Putin ha incoronato Medvedev Il neo presidente alla prova Kgb

L’influenza dei servizi segreti, da cui proviene lo stesso ex leader, è ormai consolidata anche a livello economico: il giovane successore dovrà «smarcarsi»

La differenza è nel passo: marziale quello di Putin, ondeggiante quello di Medvedev. Anche lo sguardo è diverso: sicuro quello di Vladimir, vagamente inquieto quello di Dmitry. Tra il vecchio e il nuovo presidente russo ci sono quattordici anni di scarto (56 il primo, 42 il secondo) e un abisso di esperienza. Otto anni di permanenza al Cremlino hanno trasformato Putin. Quando divenne presidente, nel Duemila, era timido, a tratti impacciato, perdente nel confronto con il malandato ma carismatico Eltsin: ogni volta che parlava in pubblico, sfogava la tensione stringendo e allentando i pugni delle braccia rigidamente tese lungo i fianchi. Oggi è disinvolto e la popolarità gratifica il suo ego.

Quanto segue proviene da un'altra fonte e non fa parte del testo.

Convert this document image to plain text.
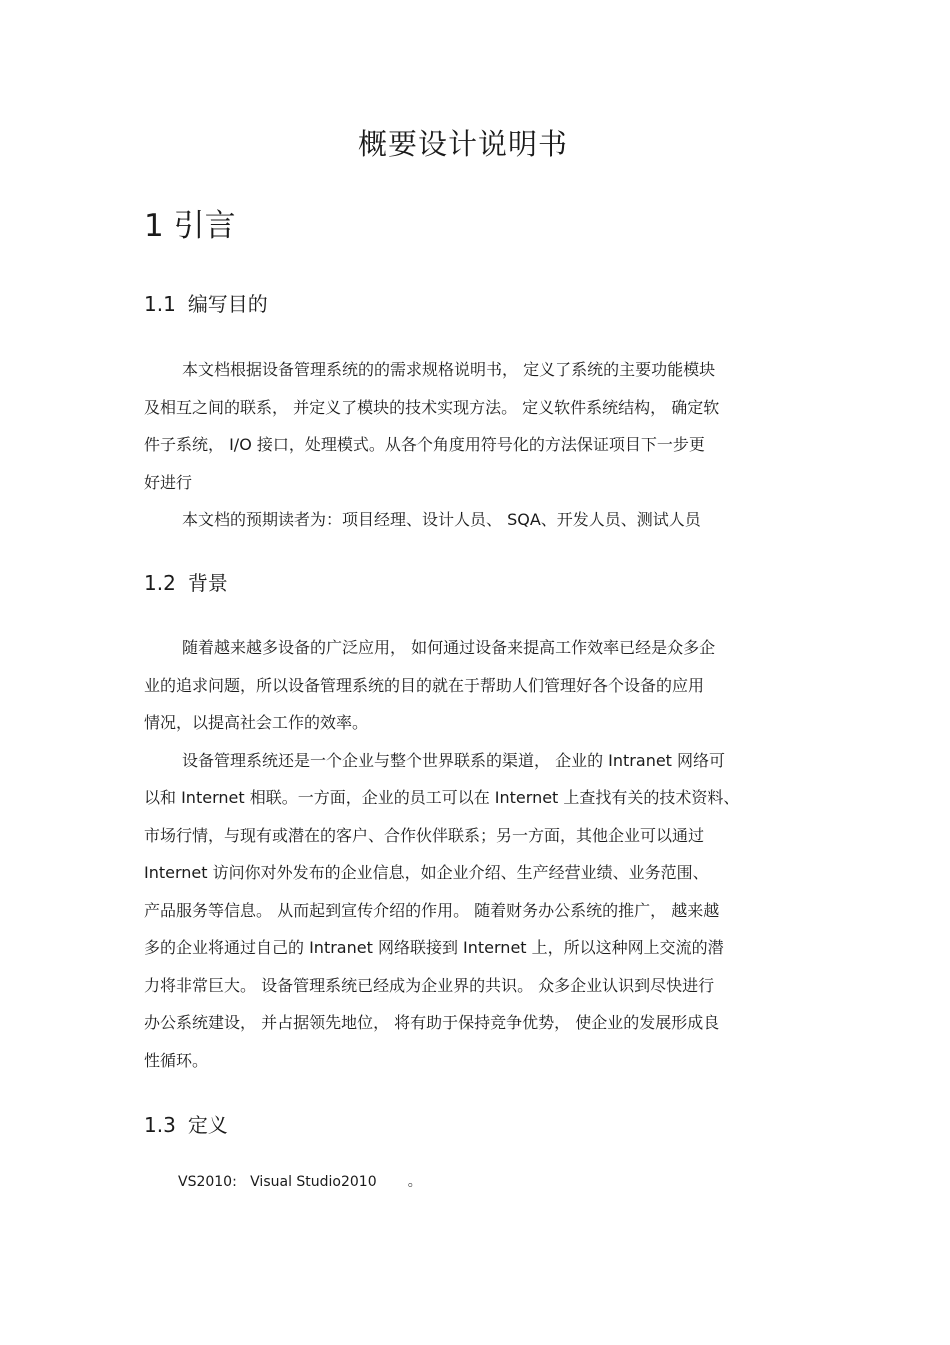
概要设计说明书
1 引言
1.1 编写目的
本文档根据设备管理系统的的需求规格说明书， 定义了系统的主要功能模块
及相互之间的联系， 并定义了模块的技术实现方法。 定义软件系统结构， 确定软
件子系统， I/O 接口，处理模式。从各个角度用符号化的方法保证项目下一步更
好进行
本文档的预期读者为：项目经理、设计人员、 SQA、开发人员、测试人员
1.2 背景
随着越来越多设备的广泛应用， 如何通过设备来提高工作效率已经是众多企
业的追求问题，所以设备管理系统的目的就在于帮助人们管理好各个设备的应用
情况，以提高社会工作的效率。
设备管理系统还是一个企业与整个世界联系的渠道， 企业的 Intranet 网络可
以和 Internet 相联。一方面，企业的员工可以在 Internet 上查找有关的技术资料、
市场行情，与现有或潜在的客户、合作伙伴联系；另一方面，其他企业可以通过
Internet 访问你对外发布的企业信息，如企业介绍、生产经营业绩、业务范围、
产品服务等信息。 从而起到宣传介绍的作用。 随着财务办公系统的推广， 越来越
多的企业将通过自己的 Intranet 网络联接到 Internet 上，所以这种网上交流的潜
力将非常巨大。 设备管理系统已经成为企业界的共识。 众多企业认识到尽快进行
办公系统建设， 并占据领先地位， 将有助于保持竞争优势， 使企业的发展形成良
性循环。
1.3 定义
VS2010:   Visual Studio2010       。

Accadrà lo stesso con Medvedev? E, soprattutto, Putin uscirà davvero di scena? Finora è andato tutto secondo copione. Il passaggio delle consegne è stato grandioso, come si conviene a una Russia che ha rialzato la testa. Il presidente entrante, accolto dal picchetto di guardia in alta uniforme, ha percorso da solo gli interminabili corridoi calpestando un rutilante tappeto rosso; poi due soldati hanno spalancato il portone dorato permettendogli l’ingresso, tra gli applausi, nello splendido salone di sant’Andrea. Una coreografia hollywoodiana. Il rituale, invece, è stato rigorosamente russo. Nessun sorriso, nessun gesto scomposto, discorsi brevi. Perché uno zar non ride, non gesticola come un presidente americano. Deve mostrarsi serio, consapevole della missione che gli spetta.

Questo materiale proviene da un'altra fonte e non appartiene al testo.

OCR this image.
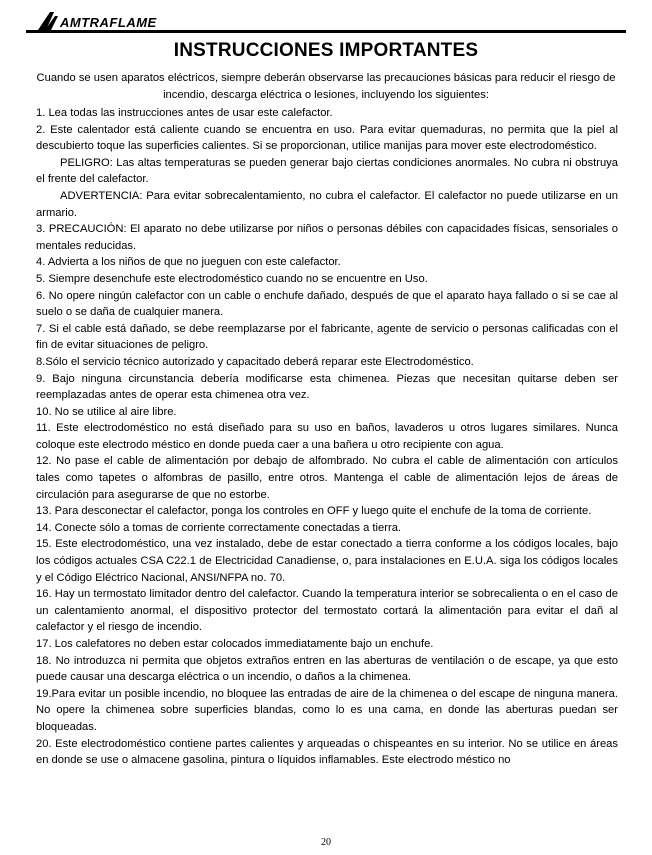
AMTRAFLAME
INSTRUCCIONES IMPORTANTES
Cuando se usen aparatos eléctricos, siempre deberán observarse las precauciones básicas para reducir el riesgo de incendio, descarga eléctrica o lesiones, incluyendo los siguientes:

1. Lea todas las instrucciones antes de usar este calefactor.

2. Este calentador está caliente cuando se encuentra en uso. Para evitar quemaduras, no permita que la piel al descubierto toque las superficies calientes. Si se proporcionan, utilice manijas para mover este electrodoméstico.

PELIGRO: Las altas temperaturas se pueden generar bajo ciertas condiciones anormales. No cubra ni obstruya el frente del calefactor.

ADVERTENCIA: Para evitar sobrecalentamiento, no cubra el calefactor. El calefactor no puede utilizarse en un armario.

3. PRECAUCIÓN: El aparato no debe utilizarse por niños o personas débiles con capacidades físicas, sensoriales o mentales reducidas.

4. Advierta a los niños de que no jueguen con este calefactor.

5. Siempre desenchufe este electrodoméstico cuando no se encuentre en Uso.

6. No opere ningún calefactor con un cable o enchufe dañado, después de que el aparato haya fallado o si se cae al suelo o se daña de cualquier manera.

7. Si el cable está dañado, se debe reemplazarse por el fabricante, agente de servicio o personas calificadas con el fin de evitar situaciones de peligro.

8.Sólo el servicio técnico autorizado y capacitado deberá reparar este Electrodoméstico.

9. Bajo ninguna circunstancia debería modificarse esta chimenea. Piezas que necesitan quitarse deben ser reemplazadas antes de operar esta chimenea otra vez.

10. No se utilice al aire libre.

11. Este electrodoméstico no está diseñado para su uso en baños, lavaderos u otros lugares similares. Nunca coloque este electrodo méstico en donde pueda caer a una bañera u otro recipiente con agua.

12. No pase el cable de alimentación por debajo de alfombrado. No cubra el cable de alimentación con artículos tales como tapetes o alfombras de pasillo, entre otros. Mantenga el cable de alimentación lejos de áreas de circulación para asegurarse de que no estorbe.

13. Para desconectar el calefactor, ponga los controles en OFF y luego quite el enchufe de la toma de corriente.

14. Conecte sólo a tomas de corriente correctamente conectadas a tierra.

15. Este electrodoméstico, una vez instalado, debe de estar conectado a tierra conforme a los códigos locales, bajo los códigos actuales CSA C22.1 de Electricidad Canadiense, o, para instalaciones en E.U.A. siga los códigos locales y el Código Eléctrico Nacional, ANSI/NFPA no. 70.

16. Hay un termostato limitador dentro del calefactor. Cuando la temperatura interior se sobrecalienta o en el caso de un calentamiento anormal, el dispositivo protector del termostato cortará la alimentación para evitar el dañ al calefactor y el riesgo de incendio.

17. Los calefatores no deben estar colocados immediatamente bajo un enchufe.

18. No introduzca ni permita que objetos extraños entren en las aberturas de ventilación o de escape, ya que esto puede causar una descarga eléctrica o un incendio, o daños a la chimenea.

19.Para evitar un posible incendio, no bloquee las entradas de aire de la chimenea o del escape de ninguna manera. No opere la chimenea sobre superficies blandas, como lo es una cama, en donde las aberturas puedan ser bloqueadas.

20. Este electrodoméstico contiene partes calientes y arqueadas o chispeantes en su interior. No se utilice en áreas en donde se use o almacene gasolina, pintura o líquidos inflamables. Este electrodo méstico no

20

Da ieri Medvedev è presidente, mentre Putin è stato nominato primo ministro e già domani, ottenuta la fiducia del Parlamento, assumerà le nuove funzioni. Per la prima volta nella storia di Russia, il leader supremo accetta una carica di grado inferiore. Da qui il dubbio, destinato a restare tale per qualche tempo: Dmitry sarà un capo dello Stato a tutti gli effetti o una marionetta nelle mani di Vladimir? L’ipotesi più probabile è che Putin faccia da traghettatore, ovvero che resti alla guida del governo il tempo necessario al suo giovane, fedelissimo amico di prendere familiarità con il nuovo ruolo. Poi si ritirerà. D’altronde è quel che si aspetta la gente: il capo è uno solo. E il capo, in Russia, è colui che siede al Cremlino e che dispone, tra tanti poteri, anche della valigetta nucleare.

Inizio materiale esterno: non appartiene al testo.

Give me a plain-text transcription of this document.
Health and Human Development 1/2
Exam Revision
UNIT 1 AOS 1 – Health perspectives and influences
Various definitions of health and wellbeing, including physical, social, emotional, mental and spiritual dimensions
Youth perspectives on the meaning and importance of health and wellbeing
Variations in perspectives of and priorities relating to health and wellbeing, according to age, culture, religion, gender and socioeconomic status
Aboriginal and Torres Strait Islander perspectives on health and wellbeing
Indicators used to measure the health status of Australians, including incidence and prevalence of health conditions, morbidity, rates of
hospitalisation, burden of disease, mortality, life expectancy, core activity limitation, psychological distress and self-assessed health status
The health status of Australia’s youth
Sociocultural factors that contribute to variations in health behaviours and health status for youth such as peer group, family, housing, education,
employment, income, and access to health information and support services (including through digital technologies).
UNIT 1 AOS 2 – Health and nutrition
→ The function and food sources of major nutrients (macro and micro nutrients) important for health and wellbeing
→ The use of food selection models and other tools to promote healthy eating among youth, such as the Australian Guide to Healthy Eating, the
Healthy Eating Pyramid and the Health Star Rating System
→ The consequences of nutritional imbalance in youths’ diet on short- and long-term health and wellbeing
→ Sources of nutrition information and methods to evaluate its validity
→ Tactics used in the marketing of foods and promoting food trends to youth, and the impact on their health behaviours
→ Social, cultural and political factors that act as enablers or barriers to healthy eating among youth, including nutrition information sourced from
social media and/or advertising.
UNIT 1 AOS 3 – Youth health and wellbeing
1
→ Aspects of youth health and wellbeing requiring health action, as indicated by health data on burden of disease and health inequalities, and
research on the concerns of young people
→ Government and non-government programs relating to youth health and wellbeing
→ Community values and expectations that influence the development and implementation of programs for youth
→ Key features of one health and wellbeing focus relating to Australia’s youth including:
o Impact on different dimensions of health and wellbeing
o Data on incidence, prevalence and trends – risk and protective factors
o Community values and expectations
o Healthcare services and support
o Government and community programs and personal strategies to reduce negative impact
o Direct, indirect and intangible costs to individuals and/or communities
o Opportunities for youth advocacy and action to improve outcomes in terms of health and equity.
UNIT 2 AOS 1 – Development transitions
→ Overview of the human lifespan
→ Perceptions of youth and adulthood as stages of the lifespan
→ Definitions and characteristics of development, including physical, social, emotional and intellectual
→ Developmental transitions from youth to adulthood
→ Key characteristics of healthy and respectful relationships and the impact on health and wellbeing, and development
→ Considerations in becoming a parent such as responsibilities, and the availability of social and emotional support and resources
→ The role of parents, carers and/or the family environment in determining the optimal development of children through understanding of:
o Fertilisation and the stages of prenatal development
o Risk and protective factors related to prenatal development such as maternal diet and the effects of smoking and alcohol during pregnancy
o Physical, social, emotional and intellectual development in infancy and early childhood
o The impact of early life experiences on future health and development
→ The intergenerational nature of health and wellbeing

Nel discorso di commiato, Putin ha vantato i risultati ottenuti in due legislature e il merito di «aver posto obiettivi di grande portata a 20-30 anni». Medvedev ha accettato con riconoscenza questa eredità: «Sono state create le potenzialità per uno sviluppo stabile, che permetta alla Russia di diventare uno dei migliori Paesi al mondo», ha dichiarato. Ma al contempo ora si propone nuovi compiti, uno in particolare: «L’ulteriore sviluppo delle libertà civili ed economiche». Musica per un Occidente che da tempo denuncia le derive autoritarie di Mosca. Ma quanto sono credibili queste promesse? Basta promettere «innovazione in tutte le sfere della vita» per fare tornare la Russia sulla rotta della vera democrazia?
Nell’immediato si profilano due sfide per il nuovo presidente. Innanzitutto il rapporto con i servizi segreti, la cui influenza è consolidata, non solo nell’ambito della sicurezza, ma anche in quello economico. Oggi gli oligarchi più potenti provengono dall’Fsb (l’ex Kgb), come peraltro lo stesso Putin. Medvedev no, è un giurista: sarà lui a controllare i servizi o viceversa? Inoltre, la manna del petrolio potrebbe finire presto: l’arretratezza degli impianti di estrazione sta già provocando un calo della produzione e dunque, in prospettiva, delle esportazioni, ovvero della fonte che da otto anni alimenta la ricchezza della Russia. Un bel guaio per il giovane Dmitry.